Suddenly the boy shouted, pointing at my feet. Water was swirling around my right shoe, backflow from the rain that cascaded down the side of the building. I grinned and stepped closer to him, out of the growing puddle. He triumphantly finally managed to remove the entire wrapper from the bar, and flung the crackly plastic maybe three feet out in front of him onto the dirt-wet concrete with relish.
A few minutes passed, and another boy approached us, this one perhaps ten or eleven years old, carrying a bundle of branches with neat-cut ends and waxy dark green leaves. This was chat, a mildly narcotic leaf that is a huge part of the Ethiopian economy even as it is illegal in most surrounding countries. It is meant to be chewed slowly, tucked into one's cheek and then turned over and over in the mouth to release a high that is said to be best experienced with others while sitting around talking.
The boy looked at me and brought his fingers to his mouth; I brought out another granola bar and extended it to him. He looked puzzled, unsure of what I was offering. The little boy saw his hesitation and immediately piped up from below, apparently telling the older one in no uncertain terms that he should take it - which he did, tucking it safely into his shirt pocket. He looked at me again, still rather grave but with some of the serious worn off, and then he reached into his bundle of branches, wrapping his narrow fingers around a single stem and starting to pull. It was a trade, I realized. He wanted to give me something in return.
I put my hand out to stop him and shook my head; 'It's ok,' I said, knowing he would not understand the words but figuring he would understand what I meant. He nodded and walked back out into the rain.

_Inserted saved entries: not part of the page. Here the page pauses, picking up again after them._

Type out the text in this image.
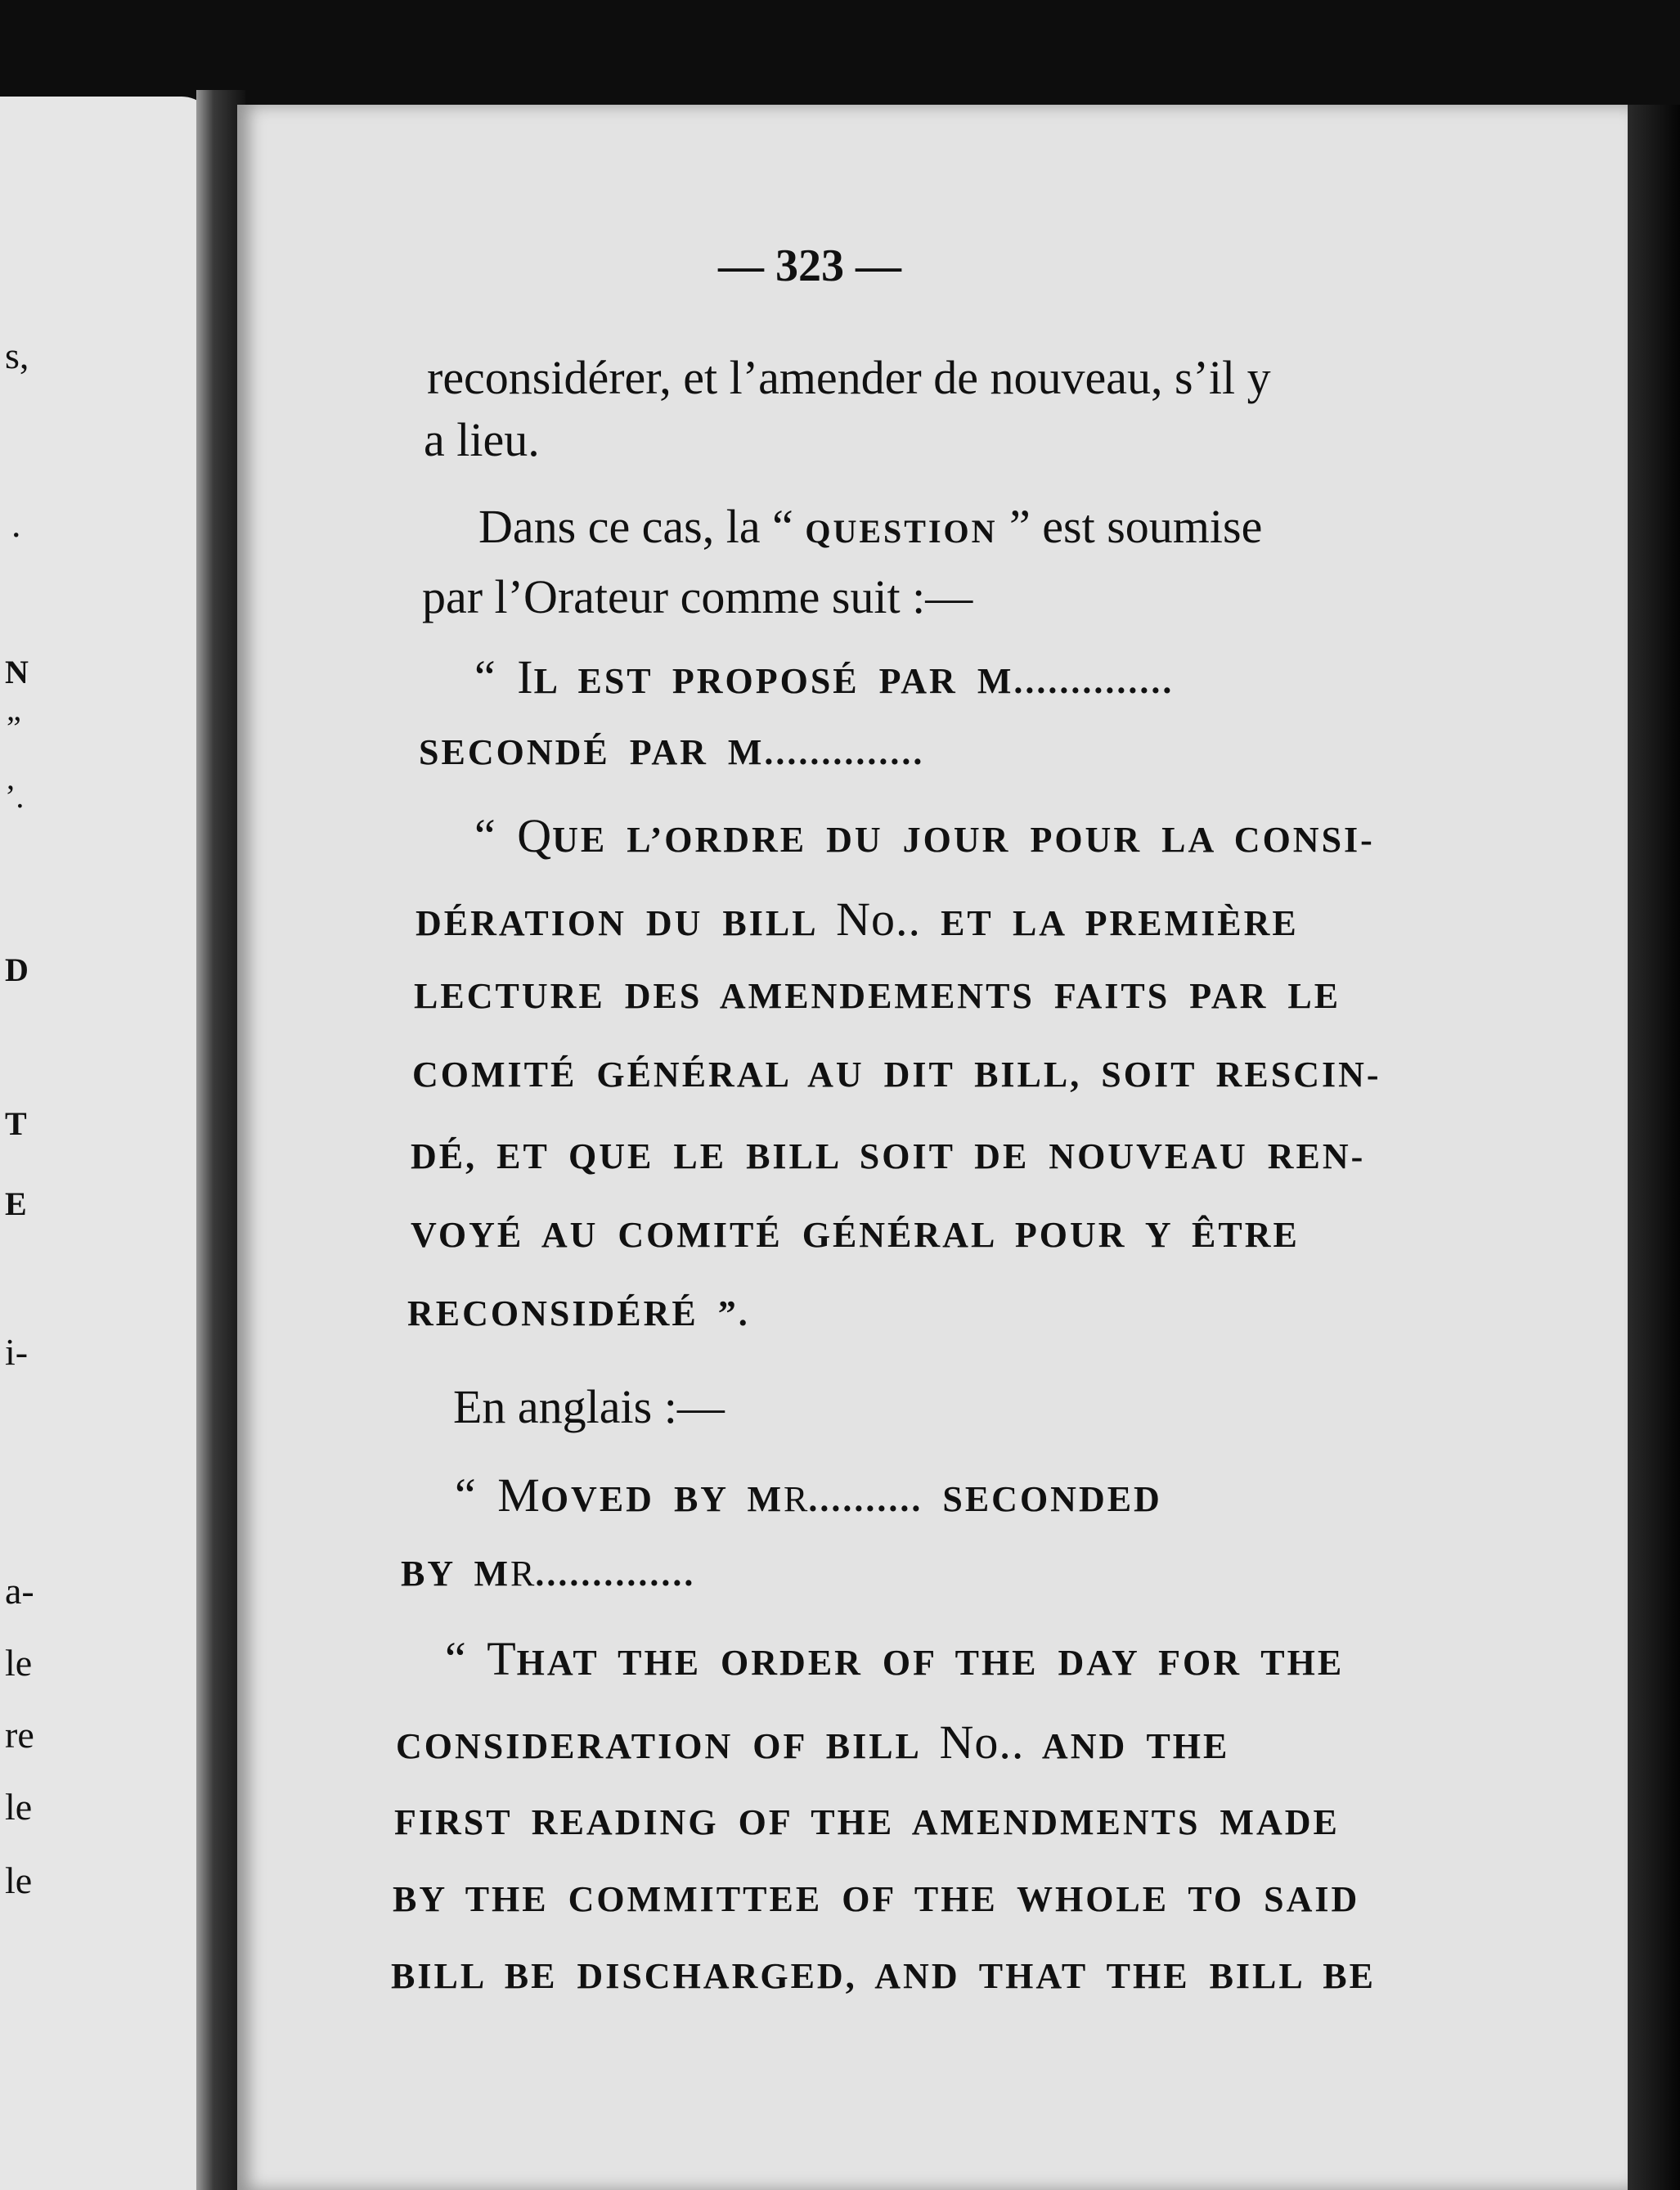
s,
.
N
”
’.
D
T
E
i-
a-
le
re
le
le
— 323 —
reconsidérer, et l’amender de nouveau, s’il y
a lieu.
Dans ce cas, la “ QUESTION ” est soumise
par l’Orateur comme suit :—
“ IL EST PROPOSÉ PAR M..............
SECONDÉ PAR M..............
“ QUE L’ORDRE DU JOUR POUR LA CONSI-
DÉRATION DU BILL No.. ET LA PREMIÈRE
LECTURE DES AMENDEMENTS FAITS PAR LE
COMITÉ GÉNÉRAL AU DIT BILL, SOIT RESCIN-
DÉ, ET QUE LE BILL SOIT DE NOUVEAU REN-
VOYÉ AU COMITÉ GÉNÉRAL POUR Y ÊTRE
RECONSIDÉRÉ ”.
En anglais :—
“ MOVED BY MR.......... SECONDED
BY MR..............
“ THAT THE ORDER OF THE DAY FOR THE
CONSIDERATION OF BILL No.. AND THE
FIRST READING OF THE AMENDMENTS MADE
BY THE COMMITTEE OF THE WHOLE TO SAID
BILL BE DISCHARGED, AND THAT THE BILL BE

I stood there a few more minutes, and the rain let up a bit. I heard a bus horn and figured I had better go back, not sure if it was my bus but not wanting to find out the hard way. I turned to the little boy, still sitting on the concrete, and I smiled. His face burst into a grin for the first time, beaming at me in the rain, still carefully chewing little bites of peanut butter pretzel. I waved. He waved. And back to the bus I went, dodging red rivulets pouring down the road and climbing back up into the bus - the last one to come back from lunch.
1 comment:
You transport me. This is just beautiful.